In 1980, Agway purchased dairy company HP Hood of Lynnfield, Massachusetts. It was sold to Catamount Dairy Holdings of Boston in 1996 as part of downsizing due to overall financial losses since 1990. Agway also owned a significant share of Curtice-Burns Foods of Rochester, New York, from 1966 to 1994, part of the holding company Pro-Fac Cooperative from nearby Pittsford, New York, which included the Birds Eye frozen foods brand.

In 1999, Agway sold or closed all its retail outlets and sold its warehouse system to Southern States Cooperative.

On October 1, 2002, Agway filed for Chapter 11 bankruptcy.

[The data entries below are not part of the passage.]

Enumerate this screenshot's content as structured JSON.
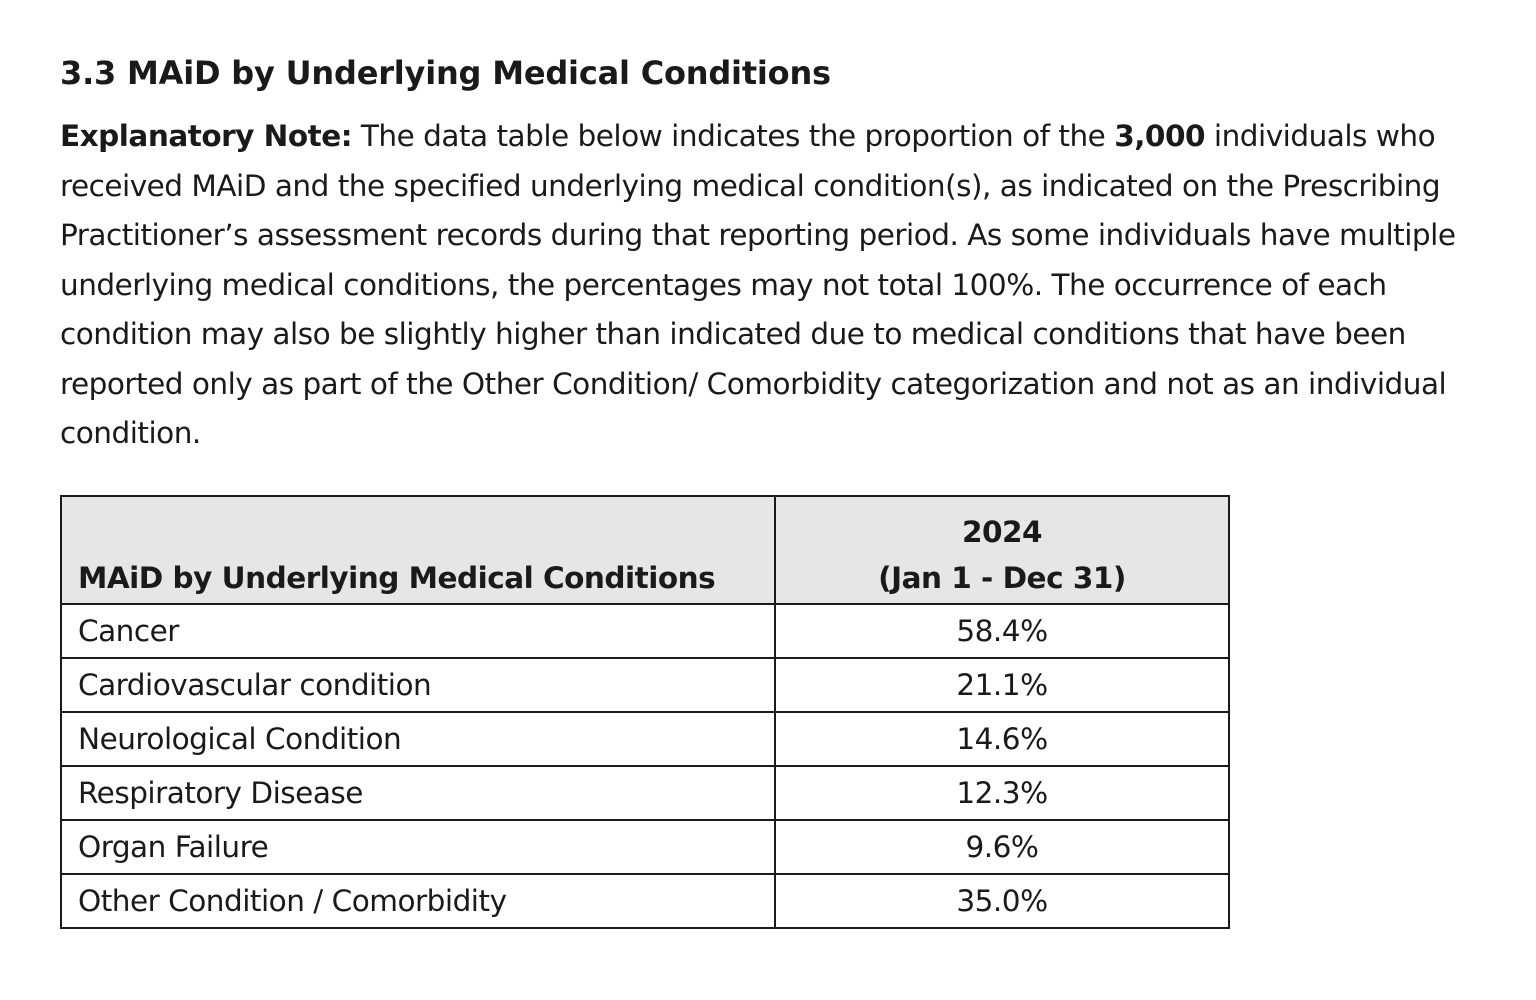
{
  "heading": "3.3 MAiD by Underlying Medical Conditions",
  "note": {
    "label": "Explanatory Note:",
    "text_before_count": " The data table below indicates the proportion of the ",
    "count": "3,000",
    "text_after_count": " individuals who received MAiD and the specified underlying medical condition(s), as indicated on the Prescribing Practitioner’s assessment records during that reporting period. As some individuals have multiple underlying medical conditions, the percentages may not total 100%.  The occurrence of each condition may also be slightly higher than indicated due to medical conditions that have been reported only as part of the Other Condition/ Comorbidity categorization and not as an individual condition."
  },
  "table": {
    "header_condition": "MAiD by Underlying Medical Conditions",
    "header_year": "2024",
    "header_period": "(Jan 1 - Dec 31)",
    "rows": [
      {
        "condition": "Cancer",
        "value": "58.4%"
      },
      {
        "condition": "Cardiovascular condition",
        "value": "21.1%"
      },
      {
        "condition": "Neurological Condition",
        "value": "14.6%"
      },
      {
        "condition": "Respiratory Disease",
        "value": "12.3%"
      },
      {
        "condition": "Organ Failure",
        "value": "9.6%"
      },
      {
        "condition": "Other Condition / Comorbidity",
        "value": "35.0%"
      }
    ]
  }
}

After the bankruptcy, the Agway brand name was owned by Southern States Cooperative.

On July 5, 2022, Agway Farm & Home Supply also filed for Chapter 11 bankruptcy, and announced that it would begin winding down all remaining assets and would be shutting down.

On November 1, 2022, True Value acquired the Agway trademark from Agway Farm & Home Supply.

On October 14, 2024, True Value filed for Chapter 11 bankruptcy protection as it continued to face significant liquidity challenges caused by inflation and rising interest rates. The company plans to sell itself to competitor Do It Best for $153 million.

In May 2025, it was announced that Smithland Pet & Garden Center, which acquired several Agway locations years prior, would be closing all 13 of their locations in Connecticut and Massachusetts.